In the early 1900's, a genealogist scammer by the name of Gustav Anjou created hundreds of fraudulent genealogies and family trees for unsuspecting clients. Each family paid thousands of dollars to Anjou, in those days, a small fortune.
All the fradulent Anjou manuscripts have similar characteristics. They are in typescript manuscript form and begin with a two or three page history of the surname, with almost all genealogies going back deep into the European lines. All were written between 1900-1941 and may or may not carry the authors name or date and place of publication.

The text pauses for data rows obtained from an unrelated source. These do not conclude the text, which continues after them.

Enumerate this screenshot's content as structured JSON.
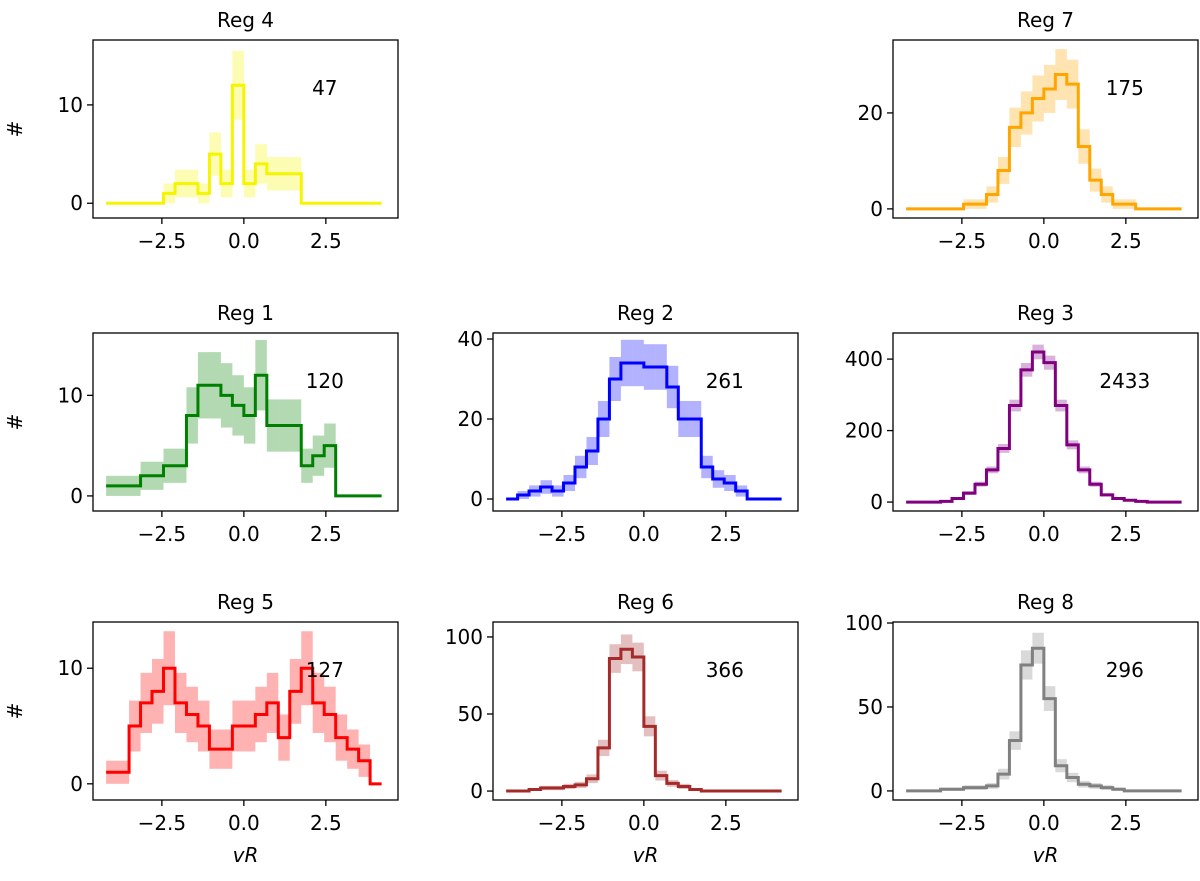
{
  "chart_data": [
    {
      "type": "histogram",
      "title": "Reg 4",
      "annotation": "47",
      "ylabel": "#",
      "color": "#f5f500",
      "bins": [
        -4.2,
        -3.85,
        -3.5,
        -3.15,
        -2.8,
        -2.45,
        -2.1,
        -1.75,
        -1.4,
        -1.05,
        -0.7,
        -0.35,
        0,
        0.35,
        0.7,
        1.05,
        1.4,
        1.75,
        2.1,
        2.45,
        2.8,
        3.15,
        3.5,
        3.85,
        4.2
      ],
      "values": [
        0,
        0,
        0,
        0,
        0,
        1,
        2,
        2,
        1,
        5,
        2,
        12,
        2,
        4,
        3,
        3,
        3,
        0,
        0,
        0,
        0,
        0,
        0,
        0
      ],
      "errors": [
        0,
        0,
        0,
        0,
        0,
        1,
        1.4,
        1.4,
        1,
        2.2,
        1.4,
        3.5,
        1.4,
        2,
        1.7,
        1.7,
        1.7,
        0,
        0,
        0,
        0,
        0,
        0,
        0
      ],
      "xlim": [
        -4.6,
        4.7
      ],
      "xticks": [
        {
          "value": -2.5,
          "label": "−2.5"
        },
        {
          "value": 0,
          "label": "0.0"
        },
        2.5
      ],
      "ylim": [
        -1.5,
        16.6
      ],
      "yticks": [
        0,
        10
      ]
    },
    {
      "type": "histogram",
      "title": "Reg 7",
      "annotation": "175",
      "color": "#ffa500",
      "bins": [
        -4.2,
        -3.85,
        -3.5,
        -3.15,
        -2.8,
        -2.45,
        -2.1,
        -1.75,
        -1.4,
        -1.05,
        -0.7,
        -0.35,
        0,
        0.35,
        0.7,
        1.05,
        1.4,
        1.75,
        2.1,
        2.45,
        2.8,
        3.15,
        3.5,
        3.85,
        4.2
      ],
      "values": [
        0,
        0,
        0,
        0,
        0,
        1,
        1,
        3,
        8,
        17,
        20,
        23,
        25,
        28,
        26,
        13,
        6,
        3,
        1,
        1,
        0,
        0,
        0,
        0
      ],
      "errors": [
        0,
        0,
        0,
        0,
        0,
        1,
        1,
        1.7,
        2.8,
        4.1,
        4.5,
        4.8,
        5,
        5.3,
        5.1,
        3.6,
        2.4,
        1.7,
        1,
        1,
        0,
        0,
        0,
        0
      ],
      "xlim": [
        -4.6,
        4.7
      ],
      "xticks": [
        {
          "value": -2.5,
          "label": "−2.5"
        },
        {
          "value": 0,
          "label": "0.0"
        },
        2.5
      ],
      "ylim": [
        -1.9,
        35.2
      ],
      "yticks": [
        0,
        20
      ]
    },
    {
      "type": "histogram",
      "title": "Reg 1",
      "annotation": "120",
      "ylabel": "#",
      "color": "#008000",
      "bins": [
        -4.2,
        -3.85,
        -3.5,
        -3.15,
        -2.8,
        -2.45,
        -2.1,
        -1.75,
        -1.4,
        -1.05,
        -0.7,
        -0.35,
        0,
        0.35,
        0.7,
        1.05,
        1.4,
        1.75,
        2.1,
        2.45,
        2.8,
        3.15,
        3.5,
        3.85,
        4.2
      ],
      "values": [
        1,
        1,
        1,
        2,
        2,
        3,
        3,
        8,
        11,
        11,
        10,
        9,
        8,
        12,
        7,
        7,
        7,
        3,
        4,
        5,
        0,
        0,
        0,
        0
      ],
      "errors": [
        1,
        1,
        1,
        1.4,
        1.4,
        1.7,
        1.7,
        2.8,
        3.3,
        3.3,
        3.2,
        3,
        2.8,
        3.5,
        2.6,
        2.6,
        2.6,
        1.7,
        2,
        2.2,
        0,
        0,
        0,
        0
      ],
      "xlim": [
        -4.6,
        4.7
      ],
      "xticks": [
        {
          "value": -2.5,
          "label": "−2.5"
        },
        {
          "value": 0,
          "label": "0.0"
        },
        2.5
      ],
      "ylim": [
        -1.5,
        16.2
      ],
      "yticks": [
        0,
        10
      ]
    },
    {
      "type": "histogram",
      "title": "Reg 2",
      "annotation": "261",
      "color": "#0000ff",
      "bins": [
        -4.2,
        -3.85,
        -3.5,
        -3.15,
        -2.8,
        -2.45,
        -2.1,
        -1.75,
        -1.4,
        -1.05,
        -0.7,
        -0.35,
        0,
        0.35,
        0.7,
        1.05,
        1.4,
        1.75,
        2.1,
        2.45,
        2.8,
        3.15,
        3.5,
        3.85,
        4.2
      ],
      "values": [
        0,
        1,
        2,
        3,
        2,
        4,
        8,
        12,
        20,
        30,
        34,
        34,
        33,
        33,
        28,
        20,
        20,
        8,
        5,
        4,
        2,
        0,
        0,
        0
      ],
      "errors": [
        0,
        1,
        1.4,
        1.7,
        1.4,
        2,
        2.8,
        3.5,
        4.5,
        5.5,
        5.8,
        5.8,
        5.7,
        5.7,
        5.3,
        4.5,
        4.5,
        2.8,
        2.2,
        2,
        1.4,
        0,
        0,
        0
      ],
      "xlim": [
        -4.6,
        4.7
      ],
      "xticks": [
        {
          "value": -2.5,
          "label": "−2.5"
        },
        {
          "value": 0,
          "label": "0.0"
        },
        2.5
      ],
      "ylim": [
        -3,
        41.5
      ],
      "yticks": [
        0,
        20,
        40
      ]
    },
    {
      "type": "histogram",
      "title": "Reg 3",
      "annotation": "2433",
      "color": "#800080",
      "bins": [
        -4.2,
        -3.85,
        -3.5,
        -3.15,
        -2.8,
        -2.45,
        -2.1,
        -1.75,
        -1.4,
        -1.05,
        -0.7,
        -0.35,
        0,
        0.35,
        0.7,
        1.05,
        1.4,
        1.75,
        2.1,
        2.45,
        2.8,
        3.15,
        3.5,
        3.85,
        4.2
      ],
      "values": [
        0,
        0,
        0,
        2,
        10,
        25,
        50,
        90,
        150,
        270,
        370,
        420,
        390,
        270,
        160,
        90,
        50,
        20,
        10,
        5,
        2,
        0,
        0,
        0
      ],
      "errors": [
        0,
        0,
        0,
        1.4,
        3.2,
        5,
        7.1,
        9.5,
        12.2,
        16.4,
        19.2,
        20.5,
        19.7,
        16.4,
        12.6,
        9.5,
        7.1,
        4.5,
        3.2,
        2.2,
        1.4,
        0,
        0,
        0
      ],
      "xlim": [
        -4.6,
        4.7
      ],
      "xticks": [
        {
          "value": -2.5,
          "label": "−2.5"
        },
        {
          "value": 0,
          "label": "0.0"
        },
        2.5
      ],
      "ylim": [
        -25,
        473
      ],
      "yticks": [
        0,
        200,
        400
      ]
    },
    {
      "type": "histogram",
      "title": "Reg 5",
      "annotation": "127",
      "ylabel": "#",
      "xlabel": "vR",
      "color": "#ff0000",
      "bins": [
        -4.2,
        -3.85,
        -3.5,
        -3.15,
        -2.8,
        -2.45,
        -2.1,
        -1.75,
        -1.4,
        -1.05,
        -0.7,
        -0.35,
        0,
        0.35,
        0.7,
        1.05,
        1.4,
        1.75,
        2.1,
        2.45,
        2.8,
        3.15,
        3.5,
        3.85,
        4.2
      ],
      "values": [
        1,
        1,
        5,
        7,
        8,
        10,
        7,
        6,
        5,
        3,
        3,
        5,
        5,
        6,
        7,
        4,
        8,
        10,
        7,
        6,
        4,
        3,
        2,
        0
      ],
      "errors": [
        1,
        1,
        2.2,
        2.6,
        2.8,
        3.2,
        2.6,
        2.4,
        2.2,
        1.7,
        1.7,
        2.2,
        2.2,
        2.4,
        2.6,
        2,
        2.8,
        3.2,
        2.6,
        2.4,
        2,
        1.7,
        1.4,
        0
      ],
      "xlim": [
        -4.6,
        4.7
      ],
      "xticks": [
        {
          "value": -2.5,
          "label": "−2.5"
        },
        {
          "value": 0,
          "label": "0.0"
        },
        2.5
      ],
      "ylim": [
        -1.4,
        14
      ],
      "yticks": [
        0,
        10
      ]
    },
    {
      "type": "histogram",
      "title": "Reg 6",
      "annotation": "366",
      "xlabel": "vR",
      "color": "#a52a2a",
      "bins": [
        -4.2,
        -3.85,
        -3.5,
        -3.15,
        -2.8,
        -2.45,
        -2.1,
        -1.75,
        -1.4,
        -1.05,
        -0.7,
        -0.35,
        0,
        0.35,
        0.7,
        1.05,
        1.4,
        1.75,
        2.1,
        2.45,
        2.8,
        3.15,
        3.5,
        3.85,
        4.2
      ],
      "values": [
        0,
        0,
        1,
        2,
        2,
        3,
        4,
        8,
        28,
        86,
        92,
        87,
        42,
        10,
        5,
        3,
        1,
        0,
        0,
        0,
        0,
        0,
        0,
        0
      ],
      "errors": [
        0,
        0,
        1,
        1.4,
        1.4,
        1.7,
        2,
        2.8,
        5.3,
        9.3,
        9.6,
        9.3,
        6.5,
        3.2,
        2.2,
        1.7,
        1,
        0,
        0,
        0,
        0,
        0,
        0,
        0
      ],
      "xlim": [
        -4.6,
        4.7
      ],
      "xticks": [
        {
          "value": -2.5,
          "label": "−2.5"
        },
        {
          "value": 0,
          "label": "0.0"
        },
        2.5
      ],
      "ylim": [
        -5.8,
        109.7
      ],
      "yticks": [
        0,
        50,
        100
      ]
    },
    {
      "type": "histogram",
      "title": "Reg 8",
      "annotation": "296",
      "xlabel": "vR",
      "color": "#808080",
      "bins": [
        -4.2,
        -3.85,
        -3.5,
        -3.15,
        -2.8,
        -2.45,
        -2.1,
        -1.75,
        -1.4,
        -1.05,
        -0.7,
        -0.35,
        0,
        0.35,
        0.7,
        1.05,
        1.4,
        1.75,
        2.1,
        2.45,
        2.8,
        3.15,
        3.5,
        3.85,
        4.2
      ],
      "values": [
        0,
        0,
        0,
        1,
        1,
        2,
        2,
        3,
        10,
        30,
        75,
        85,
        55,
        15,
        8,
        4,
        3,
        2,
        1,
        0,
        0,
        0,
        0,
        0
      ],
      "errors": [
        0,
        0,
        0,
        1,
        1,
        1.4,
        1.4,
        1.7,
        3.2,
        5.5,
        8.7,
        9.2,
        7.4,
        3.9,
        2.8,
        2,
        1.7,
        1.4,
        1,
        0,
        0,
        0,
        0,
        0
      ],
      "xlim": [
        -4.6,
        4.7
      ],
      "xticks": [
        {
          "value": -2.5,
          "label": "−2.5"
        },
        {
          "value": 0,
          "label": "0.0"
        },
        2.5
      ],
      "ylim": [
        -5.4,
        100.6
      ],
      "yticks": [
        0,
        50,
        100
      ]
    }
  ]
}
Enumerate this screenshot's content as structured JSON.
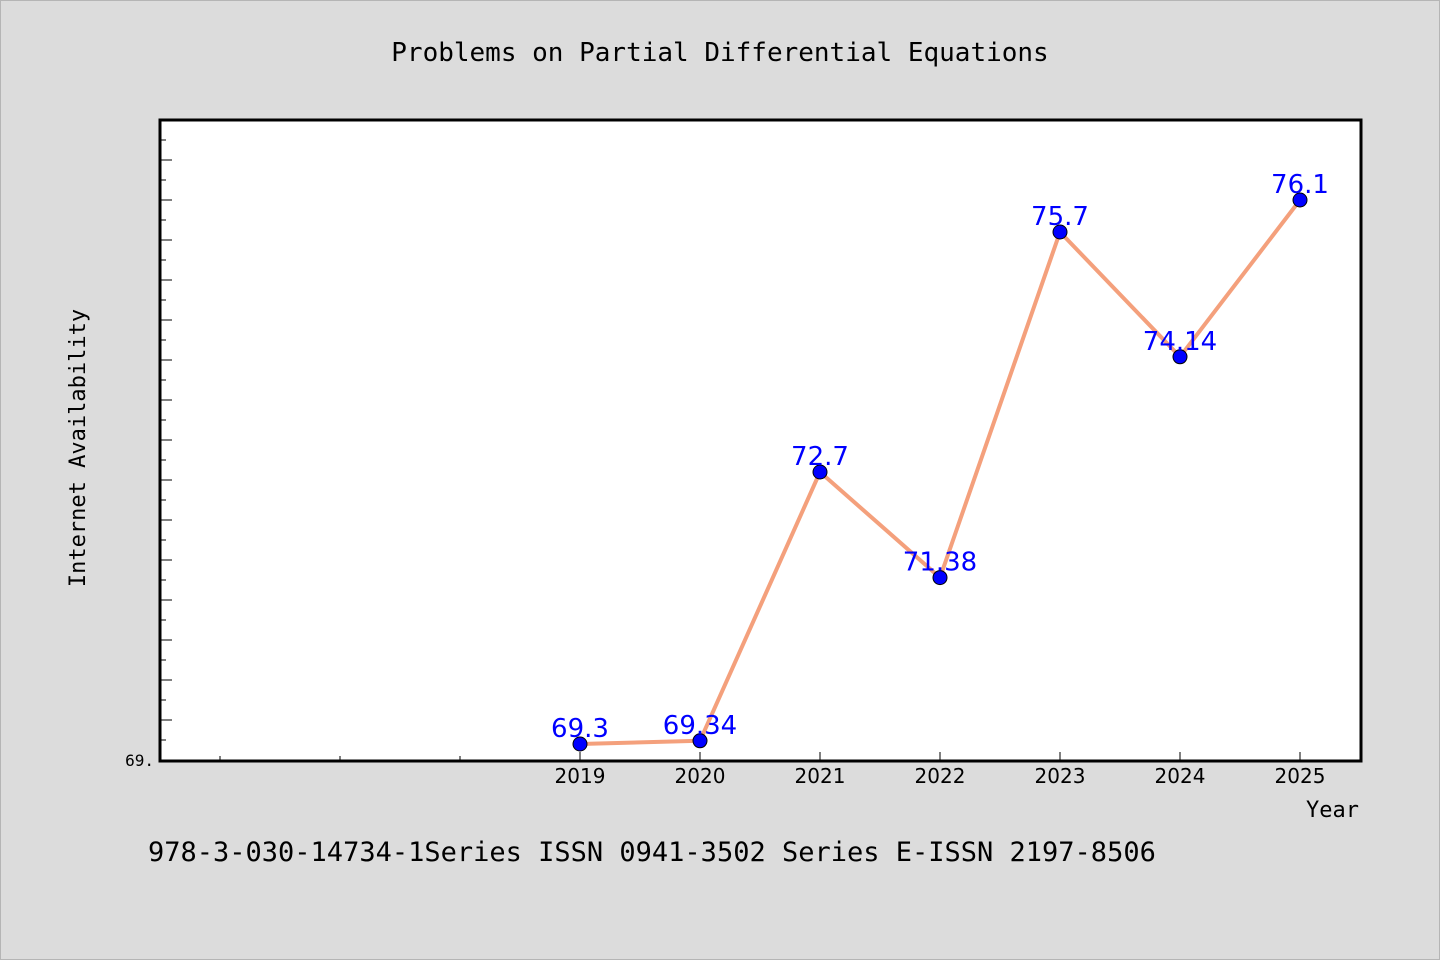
{
  "chart_data": {
    "type": "line",
    "title": "Problems on Partial Differential Equations",
    "xlabel": "Year",
    "ylabel": "Internet Availability",
    "categories": [
      "2019",
      "2020",
      "2021",
      "2022",
      "2023",
      "2024",
      "2025"
    ],
    "series": [
      {
        "values": [
          69.3,
          69.34,
          72.7,
          71.38,
          75.7,
          74.14,
          76.1
        ],
        "data_labels": [
          "69.3",
          "69.34",
          "72.7",
          "71.38",
          "75.7",
          "74.14",
          "76.1"
        ]
      }
    ],
    "ylim": [
      69.1,
      77.1
    ],
    "y_tick_label": "69.",
    "grid": false,
    "legend": "none",
    "footnote": "978-3-030-14734-1Series ISSN 0941-3502 Series E-ISSN 2197-8506",
    "colors": {
      "background": "#dcdcdc",
      "plot_area": "#ffffff",
      "line": "#f4a07c",
      "marker": "#0000ff",
      "data_label": "#0000ff",
      "text": "#000000"
    }
  }
}
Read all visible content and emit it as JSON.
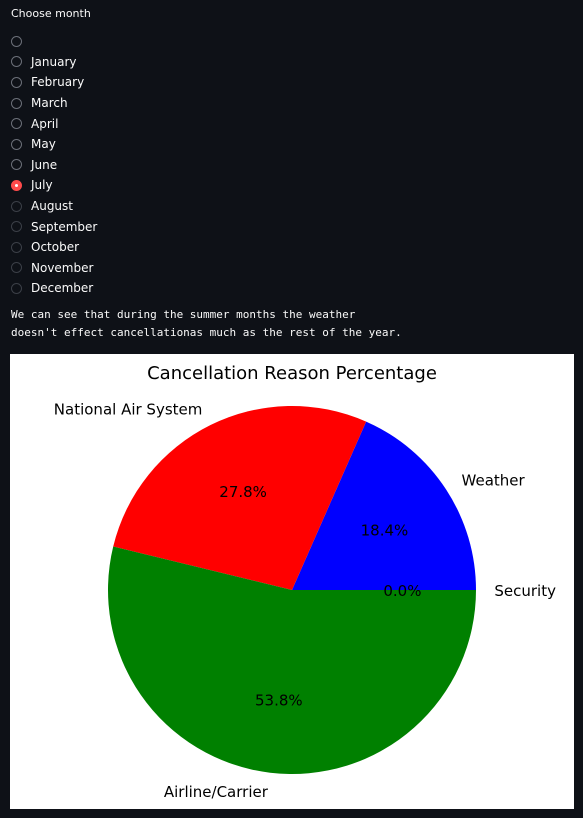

Anjou was a master at combining families to create one related family tree. Sometimes, he took a valid family tree and without proof appended it to the family tree of his client. Or sometimes, he added wills, births, marriages, and deaths that were his inventions into existing records. It is hard to tell where his falsification begins and ends because his forged genealogies have much proven material also.
Unfortunately, many of these manuscripts still sit on the shelves of the Family History Library of Salt Lake City, Utah and the Allen County Public Library in Ft. Wayne, Indiana with no indication that these are known forgeries.
Because the unwary clients believed they had a true genealogy, they and their descendants have republished these fraudulent family trees over the years in family books, the Mormon Church Ancestral Files, Family Tree Makers's World Family Tree Cd's, and the Ancestry World Tree. The cycle continues today as unsuspecting people download family trees from the Internet.
If you find a family tree on the Internet, even if the information has a source, don’t take it at its face value. It should be verified personally. Gustav Anjou’s forgeries have worked their way into many family trees on the web today.